PIME missionaries from Colombia coming to Bangladesh
It is rare for a Latin American priest to leave his continent. Father Gomez said "that the Lord will show me the way. I am in his hands."
Father Danilo Gomez, 35, from the Diocese of Sonsón-Rionegro in Colombia would shortly leave for Bangladesh with Father Belisario, another of his confreres at the Pontifical Institute for Foreign Missions.
It is rare for a Latin American priest to leave his continent. Father Gomez said "that the Lord will show me the way. I am in his hands." The two priests are now perfecting their English and are set to study Bengali over the next two years.
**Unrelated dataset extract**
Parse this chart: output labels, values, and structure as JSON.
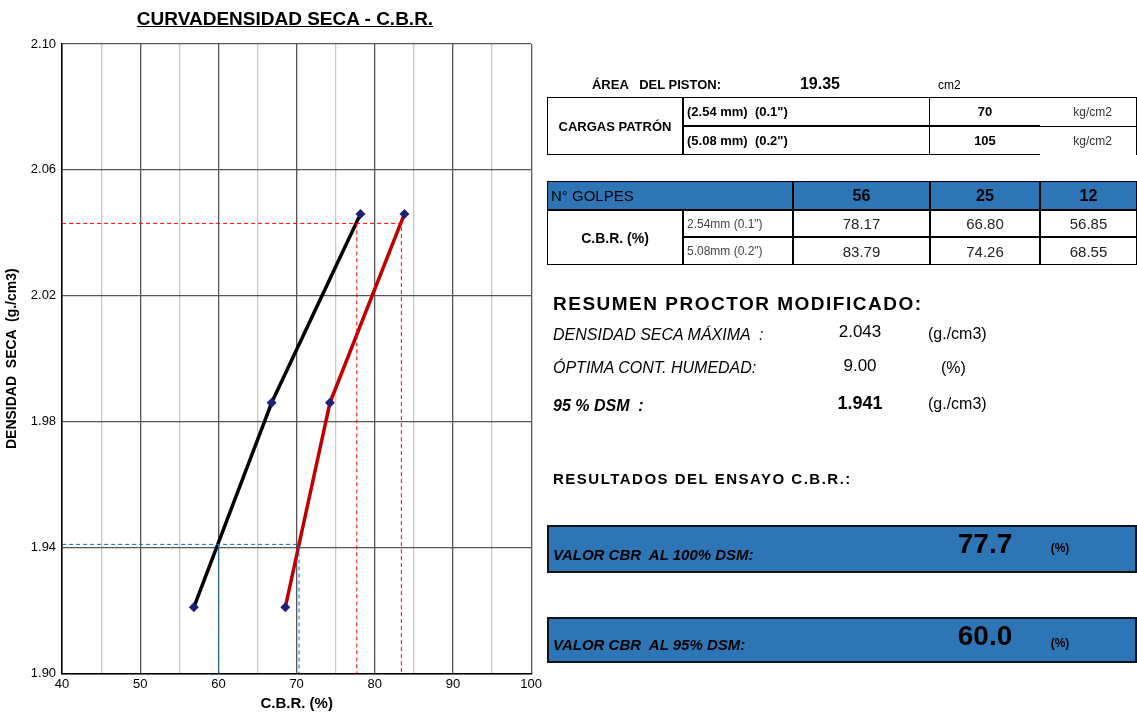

"I know that their culture is very different from ours. They tend to think about facts, about concrete things. For my part, I want to learn to read their hearts and bring them everything I have, i.e. Jesus. This is the greatest treasure," Father Gomez said.
After he was ordained in 2009, Father Gomez was initially sent to two separate villages in his diocese to serve as the local parish priest. Later, he was sent to a seminary to teach.
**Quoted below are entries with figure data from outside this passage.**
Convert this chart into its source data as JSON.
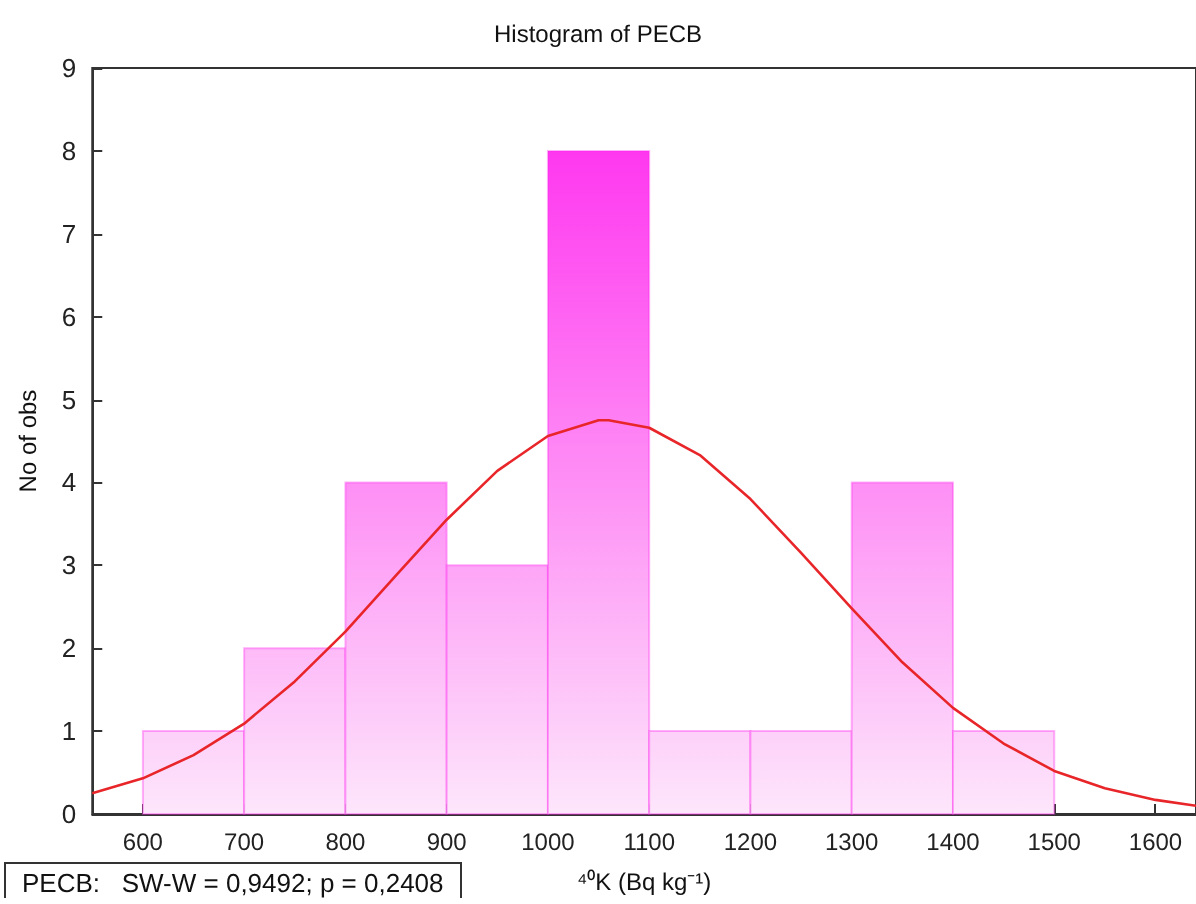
{
  "chart_data": {
    "type": "histogram",
    "title": "Histogram of PECB",
    "xlabel": "⁴⁰K (Bq kg⁻¹)",
    "ylabel": "No of obs",
    "bins": [
      600,
      700,
      800,
      900,
      1000,
      1100,
      1200,
      1300,
      1400,
      1500
    ],
    "values": [
      1,
      2,
      4,
      3,
      8,
      1,
      1,
      4,
      1
    ],
    "color": "#ff22ee",
    "series": [
      {
        "type": "line",
        "color": "#e8262a",
        "marker": "none",
        "x": [
          550,
          600,
          650,
          700,
          750,
          800,
          850,
          900,
          950,
          1000,
          1050,
          1060,
          1100,
          1150,
          1200,
          1250,
          1300,
          1350,
          1400,
          1450,
          1500,
          1550,
          1600,
          1640
        ],
        "values": [
          0.25,
          0.43,
          0.71,
          1.09,
          1.6,
          2.2,
          2.88,
          3.55,
          4.14,
          4.56,
          4.75,
          4.75,
          4.66,
          4.33,
          3.8,
          3.15,
          2.48,
          1.83,
          1.28,
          0.85,
          0.52,
          0.31,
          0.17,
          0.1
        ]
      }
    ],
    "annotations": [
      "PECB:   SW-W = 0,9492; p = 0,2408"
    ],
    "xlim": [
      550,
      1640
    ],
    "xticks": [
      600,
      700,
      800,
      900,
      1000,
      1100,
      1200,
      1300,
      1400,
      1500,
      1600
    ],
    "ylim": [
      0,
      9
    ],
    "yticks": [
      0,
      1,
      2,
      3,
      4,
      5,
      6,
      7,
      8,
      9
    ],
    "grid": false,
    "legend": false
  }
}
"When I started as an educator I thought I would do it for five years, and then be finally ready to go on mission." He was guided by what Bishop Tobón Ricardo Restrepo had told him when he was a student: "In his heart, every seminarian must have a mission, [a desire] to be a missionary, anywhere, even if this might mean elsewhere."
Bishop Ricardo's advice had an impact on him because of a new experience undertaken by his diocese and the Church in Colombia. Between 2000 and 2007, a small group of priests associated with PIME, had gone to Bangladesh for the first time. A meeting with one of these priests, years later, pushed Father Gomez to make the final choice of going to Bangladesh.
Reflecting on his future life as a missionary, he said that he found great comfort in Pope Francis who like him comes from "the end of the world. The Pope has an exceptional ability to communicate because his words are always very practical."
“The Pope's constant call to go out to the fringes of society is fundamental, because too often we are 'just' happy to be priests, to stay in this or that parish, or do this or that pastoral work. Instead, it is our duty to go out because there are so many people who need Jesus."